The YMCA also has an adult diabetes prevention program in its facilities across the country and in the Tucson YMCAs since 2011, according to Vivian Cullen, director of Community Outreach and Diabetes Prevention Program of the YMCA of Southern Arizona.
“The way that you deliver a program to kids is going to be different. You have to make it very interactive, very fun, not that the adult program isn’t, …” Cullen said. “With the kids, you have to build in games, you have to build in, of course, that education piece. You know, showing why it’s important to do particular things, but if you don’t make it fun you’re going to lose them.”
The program for youth features education on healthy eating, including hands-on interaction with making food. Hingle said this teaches the kids how to prepare healthy food.
“That’s a skill that’s missing from a lot of people’s lives,” Cullen said. “They don’t know how to make food and then they think healthy food also doesn’t taste good, so we try to correct that misconception.”
The program also works to debunk the myth that exercise is a chore that has to be done at the gym. Hingle said they teach the kids activities they can do as a family to increase their fitness levels. Many of these activities are designed to be portable and can be done with things around the house to keep them inexpensive, according to Cullen.
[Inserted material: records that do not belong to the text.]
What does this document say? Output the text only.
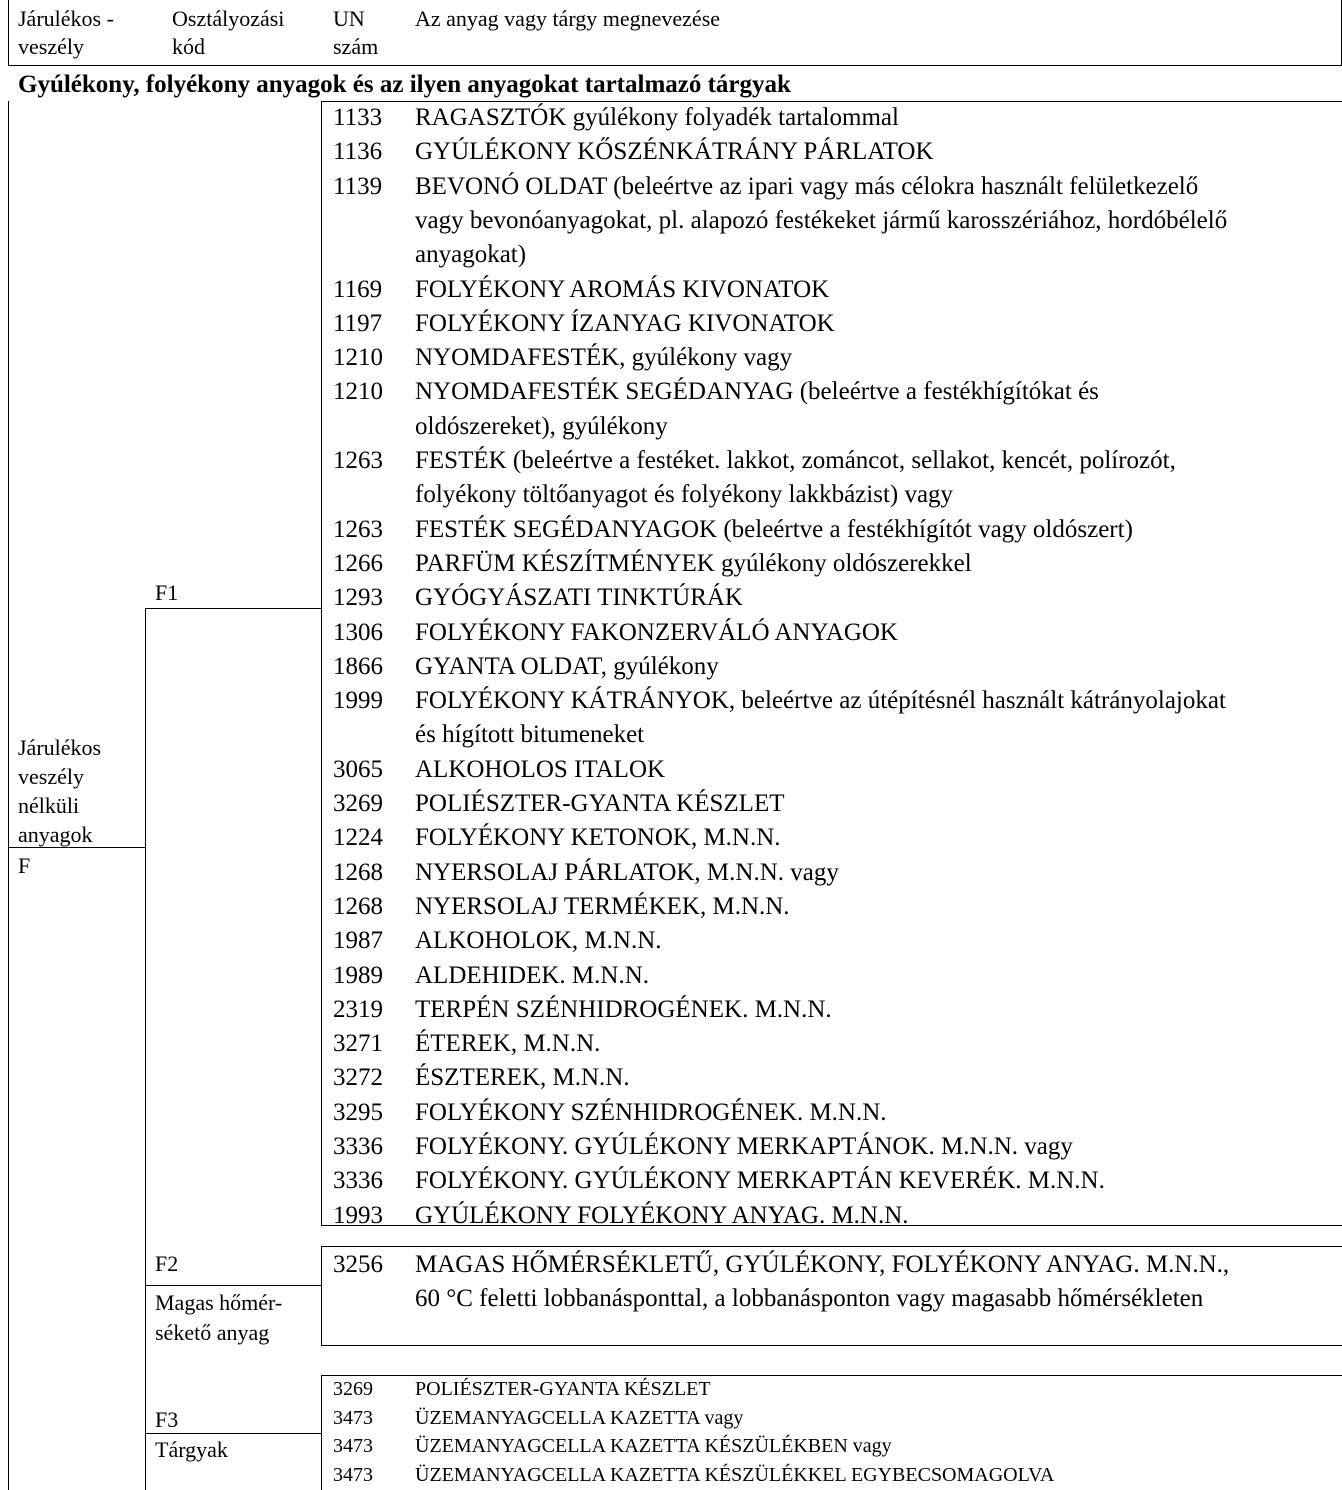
Járulékos -
veszély
Osztályozási
kód
UN
szám
Az anyag vagy tárgy megnevezése
Gyúlékony, folyékony anyagok és az ilyen anyagokat tartalmazó tárgyak
Járulékos
veszély
nélküli
anyagok
F
F1
F2
Magas hőmér-
sékető anyag
F3
Tárgyak
1133 RAGASZTÓK gyúlékony folyadék tartalommal
1136 GYÚLÉKONY KŐSZÉNKÁTRÁNY PÁRLATOK
1139 BEVONÓ OLDAT (beleértve az ipari vagy más célokra használt felületkezelő
vagy bevonóanyagokat, pl. alapozó festékeket jármű karosszériához, hordóbélelő
anyagokat)
1169 FOLYÉKONY AROMÁS KIVONATOK
1197 FOLYÉKONY ÍZANYAG KIVONATOK
1210 NYOMDAFESTÉK, gyúlékony vagy
1210 NYOMDAFESTÉK SEGÉDANYAG (beleértve a festékhígítókat és
oldószereket), gyúlékony
1263 FESTÉK (beleértve a festéket. lakkot, zománcot, sellakot, kencét, polírozót,
folyékony töltőanyagot és folyékony lakkbázist) vagy
1263 FESTÉK SEGÉDANYAGOK (beleértve a festékhígítót vagy oldószert)
1266 PARFÜM KÉSZÍTMÉNYEK gyúlékony oldószerekkel
1293 GYÓGYÁSZATI TINKTÚRÁK
1306 FOLYÉKONY FAKONZERVÁLÓ ANYAGOK
1866 GYANTA OLDAT, gyúlékony
1999 FOLYÉKONY KÁTRÁNYOK, beleértve az útépítésnél használt kátrányolajokat
és hígított bitumeneket
3065 ALKOHOLOS ITALOK
3269 POLIÉSZTER-GYANTA KÉSZLET
1224 FOLYÉKONY KETONOK, M.N.N.
1268 NYERSOLAJ PÁRLATOK, M.N.N. vagy
1268 NYERSOLAJ TERMÉKEK, M.N.N.
1987 ALKOHOLOK, M.N.N.
1989 ALDEHIDEK. M.N.N.
2319 TERPÉN SZÉNHIDROGÉNEK. M.N.N.
3271 ÉTEREK, M.N.N.
3272 ÉSZTEREK, M.N.N.
3295 FOLYÉKONY SZÉNHIDROGÉNEK. M.N.N.
3336 FOLYÉKONY. GYÚLÉKONY MERKAPTÁNOK. M.N.N. vagy
3336 FOLYÉKONY. GYÚLÉKONY MERKAPTÁN KEVERÉK. M.N.N.
1993 GYÚLÉKONY FOLYÉKONY ANYAG. M.N.N.
3256 MAGAS HŐMÉRSÉKLETŰ, GYÚLÉKONY, FOLYÉKONY ANYAG. M.N.N.,
60 °C feletti lobbanásponttal, a lobbanásponton vagy magasabb hőmérsékleten
3269 POLIÉSZTER-GYANTA KÉSZLET
3473 ÜZEMANYAGCELLA KAZETTA vagy
3473 ÜZEMANYAGCELLA KAZETTA KÉSZÜLÉKBEN vagy
3473 ÜZEMANYAGCELLA KAZETTA KÉSZÜLÉKKEL EGYBECSOMAGOLVA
Another large component of the program is that it is family-oriented, having at least one guardian or parent at the sessions with the children. Having both the parents and children at the sessions is critical, according to Cullen, to achieve the full impact of the program.
“We’re teaching that child, but he or she doesn’t have the power to go home and do the grocery shopping,” Cullen said. “So when you’re working with the family and you’re able to teach the whole family, not just that these are the things that are healthier for you and this is why, [but] you’re able to influence how the whole family sees those things.”
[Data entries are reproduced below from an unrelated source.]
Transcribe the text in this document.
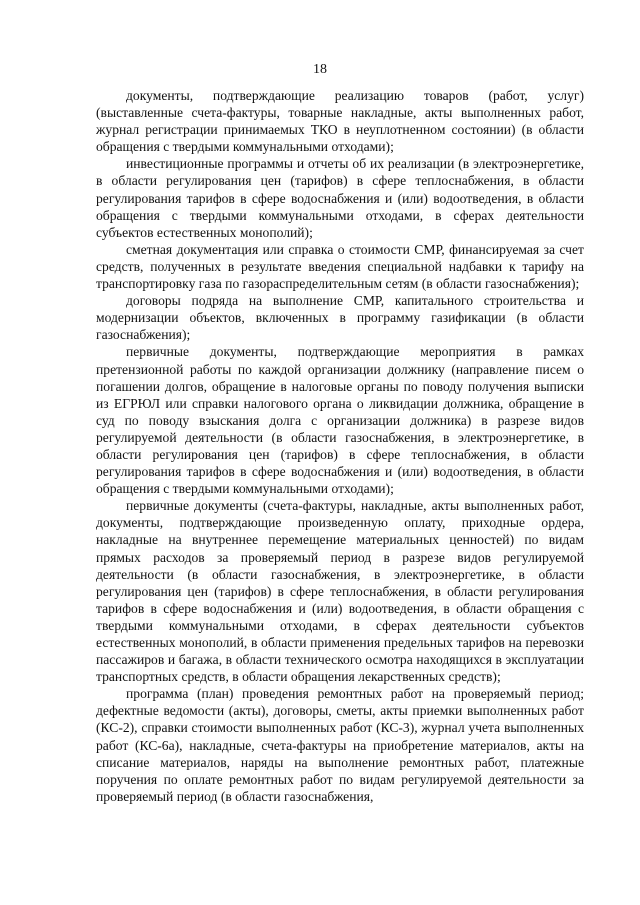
18

документы, подтверждающие реализацию товаров (работ, услуг) (выставленные счета-фактуры, товарные накладные, акты выполненных работ, журнал регистрации принимаемых ТКО в неуплотненном состоянии) (в области обращения с твердыми коммунальными отходами);

инвестиционные программы и отчеты об их реализации (в электроэнергетике, в области регулирования цен (тарифов) в сфере теплоснабжения, в области регулирования тарифов в сфере водоснабжения и (или) водоотведения, в области обращения с твердыми коммунальными отходами, в сферах деятельности субъектов естественных монополий);

сметная документация или справка о стоимости СМР, финансируемая за счет средств, полученных в результате введения специальной надбавки к тарифу на транспортировку газа по газораспределительным сетям (в области газоснабжения);

договоры подряда на выполнение СМР, капитального строительства и модернизации объектов, включенных в программу газификации (в области газоснабжения);

первичные документы, подтверждающие мероприятия в рамках претензионной работы по каждой организации должнику (направление писем о погашении долгов, обращение в налоговые органы по поводу получения выписки из ЕГРЮЛ или справки налогового органа о ликвидации должника, обращение в суд по поводу взыскания долга с организации должника) в разрезе видов регулируемой деятельности (в области газоснабжения, в электроэнергетике, в области регулирования цен (тарифов) в сфере теплоснабжения, в области регулирования тарифов в сфере водоснабжения и (или) водоотведения, в области обращения с твердыми коммунальными отходами);

первичные документы (счета-фактуры, накладные, акты выполненных работ, документы, подтверждающие произведенную оплату, приходные ордера, накладные на внутреннее перемещение материальных ценностей) по видам прямых расходов за проверяемый период в разрезе видов регулируемой деятельности (в области газоснабжения, в электроэнергетике, в области регулирования цен (тарифов) в сфере теплоснабжения, в области регулирования тарифов в сфере водоснабжения и (или) водоотведения, в области обращения с твердыми коммунальными отходами, в сферах деятельности субъектов естественных монополий, в области применения предельных тарифов на перевозки пассажиров и багажа, в области технического осмотра находящихся в эксплуатации транспортных средств, в области обращения лекарственных средств);

программа (план) проведения ремонтных работ на проверяемый период; дефектные ведомости (акты), договоры, сметы, акты приемки выполненных работ (КС-2), справки стоимости выполненных работ (КС-3), журнал учета выполненных работ (КС-6а), накладные, счета-фактуры на приобретение материалов, акты на списание материалов, наряды на выполнение ремонтных работ, платежные поручения по оплате ремонтных работ по видам регулируемой деятельности за проверяемый период (в области газоснабжения,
There have been two rounds of the program — one last fall with 28 families, and now one this spring with 20 families, according to Hingle. At the end of this pilot study, the data from the study will be analyzed to determine if there is promising potential for the prevention of diabetes with the program.
The team plans to apply for more funding to expand the program in the future because the federal funding they received from the National Institute of Health ends later this year. Until the data is analyzed and there are more participants in the study, Hingle said they cannot say with certainty that their program has had an impact on diabetes prevention. But for those who do partake, they seem to have a great time, according to Cullen.
“We won’t know totally until all the data is in and we’ve had a chance to analyze it and do some follow-up interviews with folks,” Cullen said. “But on a class-to-class basis, they seem to really be enjoying it.”